O hacker Rui Pinto vivia "em condições humildes" e "particularmente difíceis" na Hungria. Quem o diz é Luís Neves, diretor nacional da Polícia Judiciária (PJ), que foi ouvido esta quarta-feira como testemunha arrolada pela defesa do criador do Football Leaks, no Tribunal Central Criminal de Lisboa.

Rui Pinto tinha apenas dois pares de calças, uns ténis. Percebi que tinha dificuldades" e acrescentou "Pela família percebe-se que são pessoas humildes", disse no depoimento prestado na 41.ª sessão do julgamento.

Luís Neves explicou que só percebeu as dificuldades em que o hacker vivia quando falou com ele durante a fase de instrução, sobre a negociação para colaborar com a PJ e ainda sobre a prisão preventiva. Até esta altura não tinha havido qualquer contacto entre a judiciária e o arguido, garantiu em tribunal.

"Mudou completamente a atitude durante a fase instrução"

O diretor nacional da PJ disse que Rui Pinto tem "uma grande memória" e que está a colaborar de forma "genuína" com as autoridades e com o Ministério Público (MP).

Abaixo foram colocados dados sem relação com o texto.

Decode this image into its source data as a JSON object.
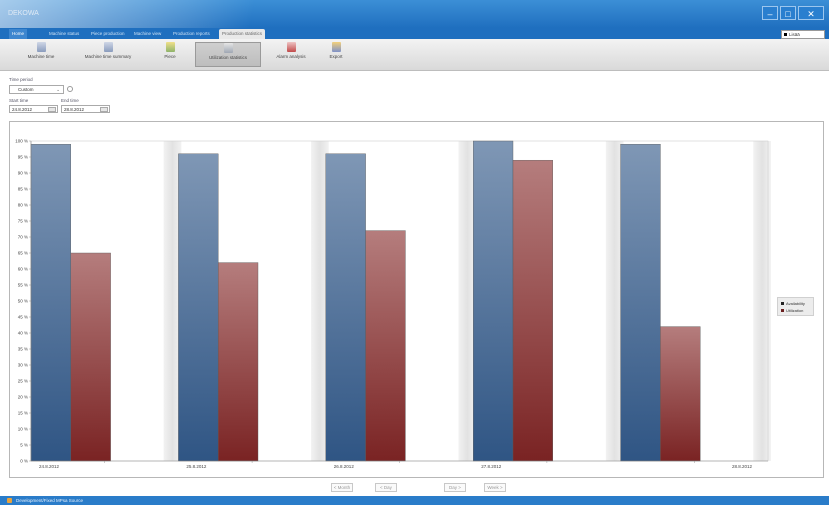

Em termos informáticos é uma pessoa muito evoluída. (...) É uma pessoa com conhecimentos e muito preocupação(...) sobretudo na área social, incomodava-o a desigualdade, relativamente a Angola e os branqueamentos as fraudes fiscais"-

 

Tem uma memória muito grande, relativamente a factos, é uma pessoa muito capaz consegue estabelecer conexões", acrescentou. 

Explicou com esta "colaboração genuína" começou antes do julgamento, que continuam, e que Rui Pinto mudou de atitude durante a fase de instrução, deixando de lado a "opinião extremada"

Mudou completamente a atitude durante a fase instrução. Deixou de ter opinião extremada. De fase total de fechamento para abertura e diálogo".

 

Não podemos escamotear isso, por muito que um ou outro possa não gostar, e tem tido uma colaboração efetiva, relevante e importante. Com o conhecimento genuíno que tem e que procura transmitir, até do ponto de vista preventivo”, afirmou o responsável máximo da Judiciária.

Paralelamente, esclareceu que “a polícia nunca assumiu qualquer compromisso” no âmbito desta colaboração com Rui Pinto, mas apenas com o Departamento Central de Investigação e Ação Penal (DCIAP), organismo com o qual foram partilhados todos os resultados desse trabalho.

Questionado se hacker é uma pessoa recuperável, Luís Neves respondeu que sim: "Entendo que pode ser um cidadão que não vai voltar a praticar os crimes. É uma pessoa válida para a sociedade"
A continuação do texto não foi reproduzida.